Salmonella Typhimurium population structure obtained with multilevel genome typing (MGT) level 3 sequence types (n = 9,096 genomes)
MLST: multilocus sequence typing; ST: sequence type; US: United States.
A. A dendrogram of 9,096 isolates derived from the allelic profiles of the largest MGT9 MLST scheme. STs with more than 30 isolates were marked. Branch lengths are log scale for clarity. Phage types and seven-gene MLST STs of interest are marked. One clade of isolates is almost entirely composed of isolates derived from birds in the United States and is identified by MGT3 ST8 and ST171. DT104 is identified by MGT3 ST11, seven-gene MLST ST34 (monophasic Typhimurium) is identified by MGT3 ST26, ST18 and ST225.
B. A subtree derived from section A showing seven-gene MLST ST313 as well as its closest outgroup ST302. Previous studies have identified two lineages of ST313 that cause invasive salmonellosis. These lineages, I and II, are shown and can be defined by MGT3 ST752 and MGT3 ST3 respectively. Importantly MGT3 can distinguish both invasive lineages from other ST313 isolates that do not cause invasive disease.
Numbers in square brackets denote the number of isolates assigned each ST.
The degree of hierarchical inconsistency was examined in all STM genomes with GTs. The highest percentage was 17.5% in both MGT3 and MGT4 with all other levels below 10% (Supplementary Figure 2). The number of levels with hierarchical inconsistency in each isolate was also examined: 51.2% of isolates had no inconsistent levels, 40.5% had one, 7.8% had two and 0.5% had three. Therefore, in all isolates the majority of MGT levels are consistent and should provide meaningful evolutionary relationships.
Application of multilevel genome typing to long-term epidemiology: Salmonella Typhimurium DT104 as an exemplar
The intermediate levels (MGT2–7) allow the examination of larger spatial and temporal population trends. These levels were used to examine the population dynamics of DT104 over more than 20 years from more than 20 different countries using 619 DT104 isolates from two previous studies [13,53]. The number and proportion of STs called at each of the nine levels are shown in Figure 4A. In low resolution levels (MGT1 and MGT2), the majority of isolates are assigned one ST while in the higher resolution levels (MGT7, 8 and 9) the majority of isolates are assigned to STs with only one or two other isolates. This demonstrates the diversity present within DT104 as well as its single origin.
Figure 4.
The multilevel genome typing describes temporal and spatial trends and clusters in Salmonella Typhimurium phage type DT104 (n = 619)
C: clinical source (panel B); E: environmental source (panel B); GT: genome type; MGT: multilevel genome typing; ST: sequence type; UK: United Kingdom.
A. 619 DT104 isolates assigned to STs at each MGT level. STs with two or more isolates are grouped into coloured blocks while STs assigned to only one isolate are grouped into one category shown as the white box with black outline. The number of STs identified for each scheme is shown above each column.
B. Temporal distribution and source type of MGT1–MGT5 GTs in the UK from 1990 to 2011. 273 isolates used in Mather et al. (2013) [13] that were isolated in the UK were classified using GTs. The number of isolates were distributed according to their year of isolation and stratified by partial GTs including MGT levels 1 to 5. C denotes clinical and E denotes environmental sources.
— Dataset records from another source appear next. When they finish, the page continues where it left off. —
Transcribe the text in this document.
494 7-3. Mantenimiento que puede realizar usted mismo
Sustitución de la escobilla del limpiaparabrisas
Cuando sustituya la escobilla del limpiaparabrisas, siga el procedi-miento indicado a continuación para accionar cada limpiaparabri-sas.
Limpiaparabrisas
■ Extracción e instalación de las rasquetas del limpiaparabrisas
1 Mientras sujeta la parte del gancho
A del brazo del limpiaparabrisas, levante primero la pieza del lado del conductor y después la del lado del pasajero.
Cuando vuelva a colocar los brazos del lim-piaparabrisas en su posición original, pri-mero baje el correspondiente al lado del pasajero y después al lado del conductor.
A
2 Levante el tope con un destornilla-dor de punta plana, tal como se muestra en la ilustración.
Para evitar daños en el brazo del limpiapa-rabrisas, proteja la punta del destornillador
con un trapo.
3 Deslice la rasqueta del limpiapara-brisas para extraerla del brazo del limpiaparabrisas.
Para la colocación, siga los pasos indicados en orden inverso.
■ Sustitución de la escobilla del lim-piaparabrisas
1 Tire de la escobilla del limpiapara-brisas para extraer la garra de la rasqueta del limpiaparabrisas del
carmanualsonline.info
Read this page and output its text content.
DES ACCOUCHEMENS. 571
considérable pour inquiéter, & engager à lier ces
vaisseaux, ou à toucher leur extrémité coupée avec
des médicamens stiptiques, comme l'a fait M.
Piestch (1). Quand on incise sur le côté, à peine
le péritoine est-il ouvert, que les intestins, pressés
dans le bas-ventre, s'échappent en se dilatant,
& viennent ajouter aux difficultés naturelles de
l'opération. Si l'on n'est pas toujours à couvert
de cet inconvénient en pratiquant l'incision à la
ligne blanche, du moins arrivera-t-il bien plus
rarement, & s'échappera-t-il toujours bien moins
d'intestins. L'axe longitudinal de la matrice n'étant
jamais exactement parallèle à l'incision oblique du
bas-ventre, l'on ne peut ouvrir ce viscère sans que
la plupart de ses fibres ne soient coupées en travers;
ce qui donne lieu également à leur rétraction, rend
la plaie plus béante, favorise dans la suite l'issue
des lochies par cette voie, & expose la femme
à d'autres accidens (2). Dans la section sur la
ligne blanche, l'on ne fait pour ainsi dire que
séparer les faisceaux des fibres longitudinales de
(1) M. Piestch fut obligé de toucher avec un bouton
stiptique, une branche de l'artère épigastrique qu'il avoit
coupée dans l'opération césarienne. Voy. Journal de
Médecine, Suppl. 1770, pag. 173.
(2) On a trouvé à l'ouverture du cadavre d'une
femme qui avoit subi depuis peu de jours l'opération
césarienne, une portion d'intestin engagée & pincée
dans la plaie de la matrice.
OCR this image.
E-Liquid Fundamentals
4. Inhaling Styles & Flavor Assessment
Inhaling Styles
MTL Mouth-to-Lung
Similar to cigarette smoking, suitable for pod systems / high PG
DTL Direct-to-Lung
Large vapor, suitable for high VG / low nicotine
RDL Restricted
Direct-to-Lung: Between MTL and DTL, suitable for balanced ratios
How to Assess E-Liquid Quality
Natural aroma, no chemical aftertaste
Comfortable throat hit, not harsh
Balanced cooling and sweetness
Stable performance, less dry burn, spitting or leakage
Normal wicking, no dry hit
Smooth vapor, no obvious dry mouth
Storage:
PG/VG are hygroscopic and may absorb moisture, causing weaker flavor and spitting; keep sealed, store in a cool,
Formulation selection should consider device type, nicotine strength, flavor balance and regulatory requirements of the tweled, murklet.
If both are present, strains annotated with the GT come from both sources. If only one is shown all strains annotated with the GT come from that source type. GTs occurring in one isolate were grouped together as ‘singletons’ for clarity.
C. Geographical distribution of MGT5 STs. 289 strains used in Leekitcharoenphon et al. (2016) [53] were classified using MGT5. MGT5 STs occurring in more than three isolates are shown. MGT5 ST115 is by far the largest group and is the most common ST in most countries. MGT5 ST118, ST124 and ST157 are generally restricted to north-western Europe and Poland. MGT5 ST184 is restricted to Denmark while MGT5 ST21 is restricted to North America.
D. The proportion of 619 isolates sequenced in Leekitcharoenphon et al. (2016) and Mather et al. (2013) [13,53] assigned to the most common MGT2–7 GTs over time. The major GT for each level was determined and the percentage of isolates in a given year classified into that GT is shown. With the exception of MGT2 and MGT3, all other MGT levels show a reduction in the major type over time.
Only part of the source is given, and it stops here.